患者同士が集まるオンラインコミュニティは珍しくありませんが、LAMsight はそれを一歩進め、研究に使えるデータの収集を行おうとしているわけですね。稀にしか発生しない病気はデータを集めるのが困難かm非常にコストがかかるため、それだけ治療法を探すのも難しい――であればネットの力を使い、各地にちらばる患者たちをバーチャルに集約すれば良い。非常に正しく、適切な使い方だと思います(もちろんプライバシーなど付随する問題はありますが)。

この LAMsight 設立を推進したのが、自身も LAM 患者である Amy Farber 博士。ロースクールに通っていた頃に発症して学校を辞め、LAM Treatment Alliance という組織を設立して LAM 研究を後押しされているそうです。彼女はこうコメントしています:

Since the Internet’s earliest days, patients have used the Web to share experiences and learn about diseases and treatments. But now advocates like Dr. Farber say that online communities have the potential to transform medical research — especially into rare diseases like hers that lack the number of patients needed for large-scale studies and rarely attract research financing from the drug industry. Also, she said, it empowers patients to contribute, ask questions and help lead the way to discoveries.

“Patients have been a tremendously underutilized resource,” she said.

インターネットの初期の頃から、患者達はウェブを通じてお互いの経験を共有し、病気と治療法について学んできた。

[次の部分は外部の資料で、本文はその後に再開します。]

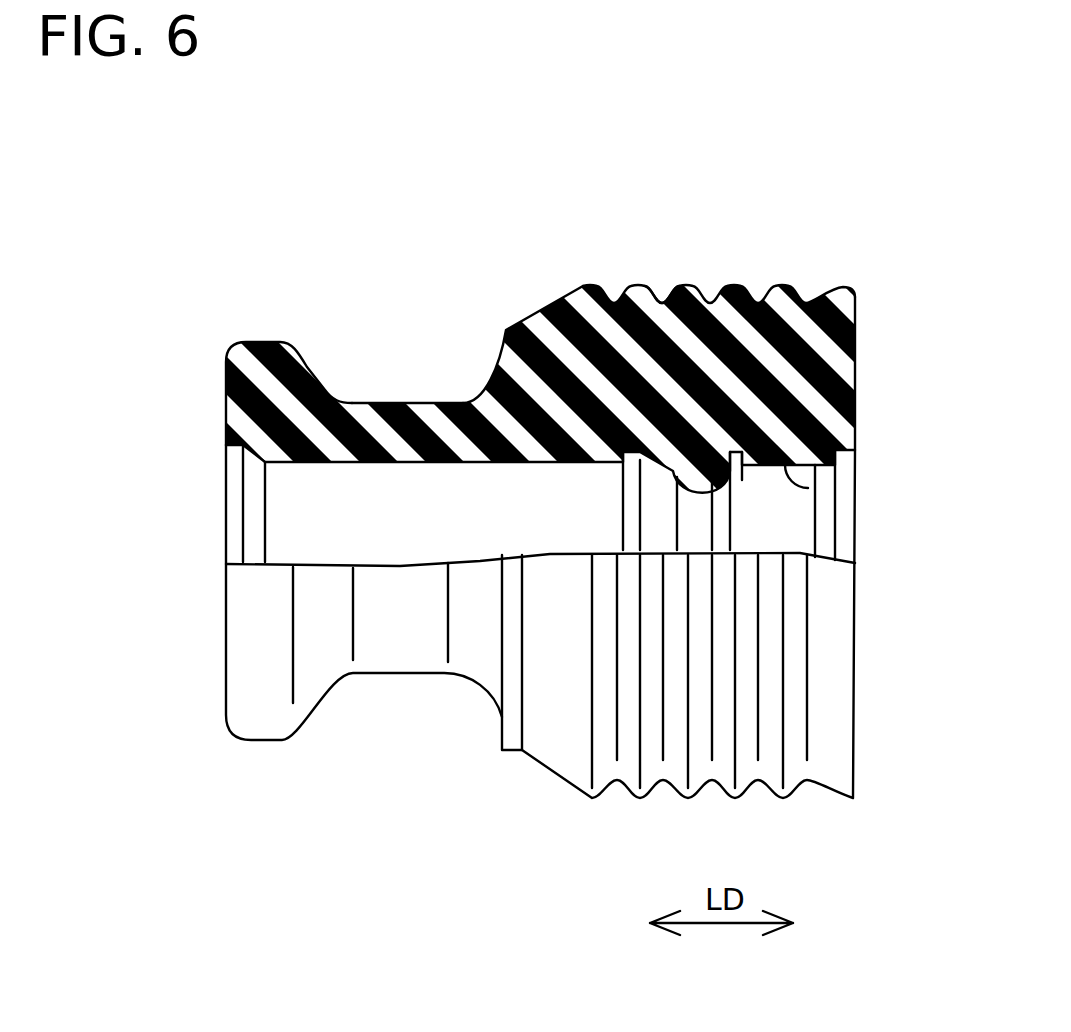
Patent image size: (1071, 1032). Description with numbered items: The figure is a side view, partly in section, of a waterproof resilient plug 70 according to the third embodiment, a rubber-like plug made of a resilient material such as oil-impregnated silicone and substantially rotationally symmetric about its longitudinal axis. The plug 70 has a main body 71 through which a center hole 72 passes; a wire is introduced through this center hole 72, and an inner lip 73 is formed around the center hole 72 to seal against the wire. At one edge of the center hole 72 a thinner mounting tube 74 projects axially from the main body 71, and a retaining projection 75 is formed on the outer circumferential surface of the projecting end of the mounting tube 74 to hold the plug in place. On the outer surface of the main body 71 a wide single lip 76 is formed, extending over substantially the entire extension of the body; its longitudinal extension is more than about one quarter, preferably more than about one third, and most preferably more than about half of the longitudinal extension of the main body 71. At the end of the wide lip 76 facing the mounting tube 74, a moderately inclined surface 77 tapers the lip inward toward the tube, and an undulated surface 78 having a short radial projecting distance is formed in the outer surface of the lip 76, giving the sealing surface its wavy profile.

The waterproof resilient plug 70 is at (521, 224).
The main body 71 is at (848, 356).
The center hole 72 is at (808, 488).
The inner lip 73 is at (740, 470).
The mounting tube 74 is at (432, 413).
The retaining projection 75 is at (250, 360).
The wide single lip 76 is at (700, 293).
The moderately inclined surface 77 is at (547, 310).
The undulated surface 78 is at (658, 303).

そしていま、Farber 博士のような推進派たちは、オンラインコミュニティは医療研究のあり方を変えうると主張している。特に彼女の病気のように、稀にしか発生せず、大規模調査に必要な患者数が不足していて、製薬会社からの資金援助を得にくい病気の場合には。さらに彼女によれば、(LAMsight のようなサイトにより)患者達が貢献を行い、質問を投げかけ、研究を進める手助けをすることが可能になる。

「患者というのは、ほとんど活用されていないリソースなのです」と彼女は言う。

記事の後半では、こうした手法がプライバシーの問題やデータの質の問題(患者自身が記録するデータにどこまで信憑性を求められるか)を抱えていることが指摘されていますが、これはジャーナリズムの変化と構造が似ているかもしれません。これまでも「事実」は世界にあふれていたわけですが、それを学者や記者が切り取って「データ」や「記事」にし、信憑性を付与した上で世界に配布していたわけですね。しかしより安価で、より迅速な「データ」や「記事」を生み出す方法として、現場の当事者自身が「事実」を切り取る作業から配布するまでを担うようになった――しかしまだ「フィルタリングの問題」をクリアできていないため、プライバシーや信憑性に関する課題が残っている、と。

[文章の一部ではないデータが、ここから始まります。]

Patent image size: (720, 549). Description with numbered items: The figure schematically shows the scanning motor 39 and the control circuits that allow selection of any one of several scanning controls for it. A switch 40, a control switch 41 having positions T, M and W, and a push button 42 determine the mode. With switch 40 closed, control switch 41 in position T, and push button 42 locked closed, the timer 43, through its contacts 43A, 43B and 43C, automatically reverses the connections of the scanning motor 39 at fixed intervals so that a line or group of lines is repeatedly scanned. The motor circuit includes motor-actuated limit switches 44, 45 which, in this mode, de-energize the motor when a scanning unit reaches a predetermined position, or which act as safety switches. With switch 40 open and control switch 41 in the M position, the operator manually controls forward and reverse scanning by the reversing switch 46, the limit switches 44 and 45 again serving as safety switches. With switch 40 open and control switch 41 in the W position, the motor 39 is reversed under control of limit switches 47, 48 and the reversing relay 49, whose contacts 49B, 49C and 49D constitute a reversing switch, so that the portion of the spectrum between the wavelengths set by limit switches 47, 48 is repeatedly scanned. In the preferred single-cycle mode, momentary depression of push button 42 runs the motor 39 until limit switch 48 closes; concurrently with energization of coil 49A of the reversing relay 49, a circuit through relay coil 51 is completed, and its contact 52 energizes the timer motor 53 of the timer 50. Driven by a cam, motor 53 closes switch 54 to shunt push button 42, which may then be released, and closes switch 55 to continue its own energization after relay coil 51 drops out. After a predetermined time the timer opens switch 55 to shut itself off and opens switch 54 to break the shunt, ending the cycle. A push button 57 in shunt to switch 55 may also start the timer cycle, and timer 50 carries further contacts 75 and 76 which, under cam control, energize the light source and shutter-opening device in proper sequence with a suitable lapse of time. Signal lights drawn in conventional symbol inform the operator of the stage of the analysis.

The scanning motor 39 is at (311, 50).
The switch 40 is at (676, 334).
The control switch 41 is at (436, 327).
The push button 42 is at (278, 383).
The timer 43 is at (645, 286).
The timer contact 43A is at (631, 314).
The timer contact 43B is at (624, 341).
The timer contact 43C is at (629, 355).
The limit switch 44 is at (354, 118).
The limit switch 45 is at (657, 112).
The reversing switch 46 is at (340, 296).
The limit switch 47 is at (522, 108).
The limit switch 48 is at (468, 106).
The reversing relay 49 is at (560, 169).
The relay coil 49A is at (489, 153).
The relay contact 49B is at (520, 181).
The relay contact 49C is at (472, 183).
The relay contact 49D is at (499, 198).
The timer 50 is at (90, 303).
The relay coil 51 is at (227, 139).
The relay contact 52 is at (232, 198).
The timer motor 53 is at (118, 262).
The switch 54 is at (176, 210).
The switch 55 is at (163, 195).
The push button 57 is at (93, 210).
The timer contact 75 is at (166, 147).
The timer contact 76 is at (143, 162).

しかし Farber 博士が指摘している通り、患者数が少なく製薬会社にとって「うまみ」のない病気は、従来型のリサーチ方法では十分な対応ができないでしょう。個人的には何らかのフィルタリングがこれから確立されると思いますが、仮にそれがずっと先のことであったとしても、こうしたクラウドソーシング型のデータ収集は否定されるべきではないと思います。ソーシャルメディアが従来型のプロによるジャーナリズムを一掃するものではなく、むしろお互いを補完し合うものであるように、恐らく医療分野におけるクラウドソーシングも、医師らによって行われる調査と協調するものになっていくのではないでしょうか。

ちなみにこの LAMsight ですが、宣伝活動を行っていないにもかかわらず、5つの大陸から100名以上の患者達が集まっているとのこと。LAM の治療法確立に少しでも力になってくれることを願います。